Another argument that background checks and psychiatric evaluations would stop or slow gun ownership is a myth. Who defines who is crazy? The man who slaughtered 60 people in Nevada was perfectly normal. There was nothing in his body or brain that indicated he was in any way crazy. He methodically purchased guns in four states, set himself up in a hotel room and systematically slaughtered men and women indiscriminately. He passed every federal background check every time he bought a gun. A lot of the slaughter is by young men with no fathers, especially in the Black community. No father, no control. The young black male who killed five police officers in Dallas had an arsenal in his bedroom.
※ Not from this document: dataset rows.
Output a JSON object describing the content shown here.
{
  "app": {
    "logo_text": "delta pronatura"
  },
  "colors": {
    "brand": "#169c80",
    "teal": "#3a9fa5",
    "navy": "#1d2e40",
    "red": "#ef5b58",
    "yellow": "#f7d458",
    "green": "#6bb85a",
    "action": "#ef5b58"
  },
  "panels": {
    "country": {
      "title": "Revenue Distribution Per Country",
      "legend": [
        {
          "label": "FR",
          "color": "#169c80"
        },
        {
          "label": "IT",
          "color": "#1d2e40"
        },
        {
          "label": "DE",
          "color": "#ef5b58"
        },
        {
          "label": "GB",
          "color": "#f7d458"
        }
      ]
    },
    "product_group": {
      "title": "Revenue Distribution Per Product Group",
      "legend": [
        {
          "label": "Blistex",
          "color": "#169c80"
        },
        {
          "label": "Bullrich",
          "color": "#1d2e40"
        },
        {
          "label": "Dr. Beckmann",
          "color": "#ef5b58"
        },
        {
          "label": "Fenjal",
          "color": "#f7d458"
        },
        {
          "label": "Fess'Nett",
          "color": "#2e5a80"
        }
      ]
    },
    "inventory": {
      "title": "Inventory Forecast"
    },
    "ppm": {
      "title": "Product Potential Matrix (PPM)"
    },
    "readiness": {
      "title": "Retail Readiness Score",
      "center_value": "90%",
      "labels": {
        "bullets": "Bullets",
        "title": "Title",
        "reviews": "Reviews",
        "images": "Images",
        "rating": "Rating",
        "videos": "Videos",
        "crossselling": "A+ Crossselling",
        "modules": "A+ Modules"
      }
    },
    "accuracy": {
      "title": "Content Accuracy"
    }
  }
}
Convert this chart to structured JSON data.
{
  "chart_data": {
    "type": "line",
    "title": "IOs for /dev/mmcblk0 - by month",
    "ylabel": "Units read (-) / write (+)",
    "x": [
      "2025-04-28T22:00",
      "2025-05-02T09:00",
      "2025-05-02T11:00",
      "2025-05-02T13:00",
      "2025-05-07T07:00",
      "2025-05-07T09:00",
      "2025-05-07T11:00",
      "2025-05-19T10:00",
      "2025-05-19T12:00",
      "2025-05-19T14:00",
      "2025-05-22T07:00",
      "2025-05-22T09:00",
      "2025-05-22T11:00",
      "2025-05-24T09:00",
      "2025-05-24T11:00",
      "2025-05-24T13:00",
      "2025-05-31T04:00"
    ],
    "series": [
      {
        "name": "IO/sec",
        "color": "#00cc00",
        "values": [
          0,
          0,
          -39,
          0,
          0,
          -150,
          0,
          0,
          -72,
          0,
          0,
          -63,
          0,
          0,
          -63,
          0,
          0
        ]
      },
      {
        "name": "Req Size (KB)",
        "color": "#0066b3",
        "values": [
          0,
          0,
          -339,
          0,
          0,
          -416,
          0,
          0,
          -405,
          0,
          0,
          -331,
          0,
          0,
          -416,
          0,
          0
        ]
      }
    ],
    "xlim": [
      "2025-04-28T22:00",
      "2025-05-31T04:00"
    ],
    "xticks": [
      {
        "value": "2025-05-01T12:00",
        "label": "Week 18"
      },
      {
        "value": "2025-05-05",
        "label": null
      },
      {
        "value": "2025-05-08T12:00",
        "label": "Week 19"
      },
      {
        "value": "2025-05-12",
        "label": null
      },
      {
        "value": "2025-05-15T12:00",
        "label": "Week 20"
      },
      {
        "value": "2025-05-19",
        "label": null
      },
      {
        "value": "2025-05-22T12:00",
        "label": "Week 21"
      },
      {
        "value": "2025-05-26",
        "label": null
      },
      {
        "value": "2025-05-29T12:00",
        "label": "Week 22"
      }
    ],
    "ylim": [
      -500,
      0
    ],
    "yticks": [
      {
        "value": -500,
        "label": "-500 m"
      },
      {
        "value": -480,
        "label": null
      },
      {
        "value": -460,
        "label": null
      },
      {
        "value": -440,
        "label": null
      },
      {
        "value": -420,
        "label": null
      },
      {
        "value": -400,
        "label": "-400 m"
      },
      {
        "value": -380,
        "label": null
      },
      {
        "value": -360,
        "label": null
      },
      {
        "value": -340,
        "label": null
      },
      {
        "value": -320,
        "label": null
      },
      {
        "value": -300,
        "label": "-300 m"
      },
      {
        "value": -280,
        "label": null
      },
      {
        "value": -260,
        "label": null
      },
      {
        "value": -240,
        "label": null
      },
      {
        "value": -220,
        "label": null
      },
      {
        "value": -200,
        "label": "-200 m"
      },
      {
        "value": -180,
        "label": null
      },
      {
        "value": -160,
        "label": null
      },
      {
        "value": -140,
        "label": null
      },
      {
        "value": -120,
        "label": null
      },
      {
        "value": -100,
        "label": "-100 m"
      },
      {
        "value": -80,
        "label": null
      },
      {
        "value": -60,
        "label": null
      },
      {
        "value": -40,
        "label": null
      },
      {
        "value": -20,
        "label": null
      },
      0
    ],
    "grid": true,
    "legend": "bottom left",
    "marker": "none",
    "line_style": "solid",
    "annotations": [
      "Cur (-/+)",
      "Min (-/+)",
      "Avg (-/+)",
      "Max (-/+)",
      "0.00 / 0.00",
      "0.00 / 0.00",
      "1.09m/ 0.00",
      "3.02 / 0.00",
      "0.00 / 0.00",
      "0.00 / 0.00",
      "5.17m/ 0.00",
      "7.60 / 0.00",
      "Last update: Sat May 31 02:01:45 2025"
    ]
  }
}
No father to check in on him.

It's only February, and already in the US, according to Gun Violence Archive, 1,859 people have died by gun violence. Last year the total was 15,590. That's not counting suicides at around 22,000 a year and not counting the injured.

So the violence continues and nothing will happen because there isn't the political or social will to change anything. And cynical politicians, too afraid of upsetting the NRA and it cohorts and millions of brainless gun owners who believe freedom comes with collateral damage if you should just happen to get in the way of a bullet, will continue.

A Moroccan Islamist I talked with last week in Marrakech who, with me, watched the slaughter on the evening news turned and said to me; “Why do you Americans who hate and destroy Islamic extremists like ISIS and Al Qaeda, kill yourselves with guns at a higher rate. Only five people died of guns in family styled disputes in my country last year, thousands die in your country.”

As Miroslav Volf observed, "there is something deeply hypocritical about praying for a problem you are unwilling to resolve."

Our instinct for self-destruction will continue.